Background: In recent years, JM-216/satraplatin (GPC Biotech, Inc.) has emerged as a novel oral platinum analogue with a better toxicity profile than cisplatin. Since satraplatin is more hydrophobic than cisplatin or oxaliplatin, it appears to demonstrate efficacy in cisplatin-resistant cell lines. The preclinical and clinical evaluation of satraplatin stimulated this review of the pharmacology and clinical trial data of this agent.
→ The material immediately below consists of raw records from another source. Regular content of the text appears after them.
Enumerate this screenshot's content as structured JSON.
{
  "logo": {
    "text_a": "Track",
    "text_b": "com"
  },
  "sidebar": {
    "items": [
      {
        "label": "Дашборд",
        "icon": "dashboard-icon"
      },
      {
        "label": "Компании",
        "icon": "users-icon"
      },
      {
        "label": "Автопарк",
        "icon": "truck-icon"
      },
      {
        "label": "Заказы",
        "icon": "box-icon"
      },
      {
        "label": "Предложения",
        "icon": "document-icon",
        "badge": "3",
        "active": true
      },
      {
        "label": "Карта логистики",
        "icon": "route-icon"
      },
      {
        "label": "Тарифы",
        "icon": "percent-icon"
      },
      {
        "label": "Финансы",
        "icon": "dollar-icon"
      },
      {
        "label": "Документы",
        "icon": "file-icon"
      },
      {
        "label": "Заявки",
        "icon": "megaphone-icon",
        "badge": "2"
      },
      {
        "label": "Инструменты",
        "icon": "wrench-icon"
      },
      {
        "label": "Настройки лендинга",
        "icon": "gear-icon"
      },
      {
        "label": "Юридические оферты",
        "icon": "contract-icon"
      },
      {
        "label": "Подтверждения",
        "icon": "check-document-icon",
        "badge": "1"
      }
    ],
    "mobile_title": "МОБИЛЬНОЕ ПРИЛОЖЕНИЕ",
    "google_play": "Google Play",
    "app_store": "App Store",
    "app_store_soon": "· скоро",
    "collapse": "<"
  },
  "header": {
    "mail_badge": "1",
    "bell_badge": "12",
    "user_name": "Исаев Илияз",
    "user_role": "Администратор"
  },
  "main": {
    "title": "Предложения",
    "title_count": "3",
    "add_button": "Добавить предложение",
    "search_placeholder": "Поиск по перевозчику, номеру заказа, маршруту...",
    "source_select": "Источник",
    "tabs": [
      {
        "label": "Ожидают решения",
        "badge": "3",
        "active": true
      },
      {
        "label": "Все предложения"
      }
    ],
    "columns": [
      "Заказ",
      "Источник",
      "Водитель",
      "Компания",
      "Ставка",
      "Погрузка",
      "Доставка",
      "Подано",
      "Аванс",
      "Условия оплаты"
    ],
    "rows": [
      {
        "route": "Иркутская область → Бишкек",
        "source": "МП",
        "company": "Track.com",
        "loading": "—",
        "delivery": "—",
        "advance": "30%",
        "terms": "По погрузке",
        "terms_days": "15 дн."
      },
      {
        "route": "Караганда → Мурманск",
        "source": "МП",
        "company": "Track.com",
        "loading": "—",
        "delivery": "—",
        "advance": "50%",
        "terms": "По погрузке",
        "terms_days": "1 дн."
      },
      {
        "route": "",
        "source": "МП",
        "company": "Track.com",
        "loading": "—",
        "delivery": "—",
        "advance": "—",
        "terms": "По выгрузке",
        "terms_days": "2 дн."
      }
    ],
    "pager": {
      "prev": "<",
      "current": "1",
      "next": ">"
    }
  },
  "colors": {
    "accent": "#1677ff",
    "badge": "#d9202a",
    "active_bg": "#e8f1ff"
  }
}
Methods: A literature review was conducted in the MEDLINE database from 1985 to present using the keywords ‘satraplatin’ or ‘JM-216’. The abstracts regarding satraplatin reported at the 2007 – 2009 American Society of Clinical Oncology meetings were also reviewed. Results/conclusion: Satraplatin has a favorable toxicity profile, and appears to have clinical activity against a variety of malignancies such as breast, prostate and lung cancer. The oral route of administration and the intermittent schedule makes it very convenient for clinical use. Despite this, a FDA-approved indication has not yet been achieved. The only Phase III trial with satraplatin was conducted in pretreated metastatic castrate-resistant prostate cancer (CRPC), revealing an improvement in progression-free survival but no overall survival benefit. Future development would have to include designing trials in docetaxel-refractory metastatic CRPC, or in other malignancies where cisplatin is of benefit.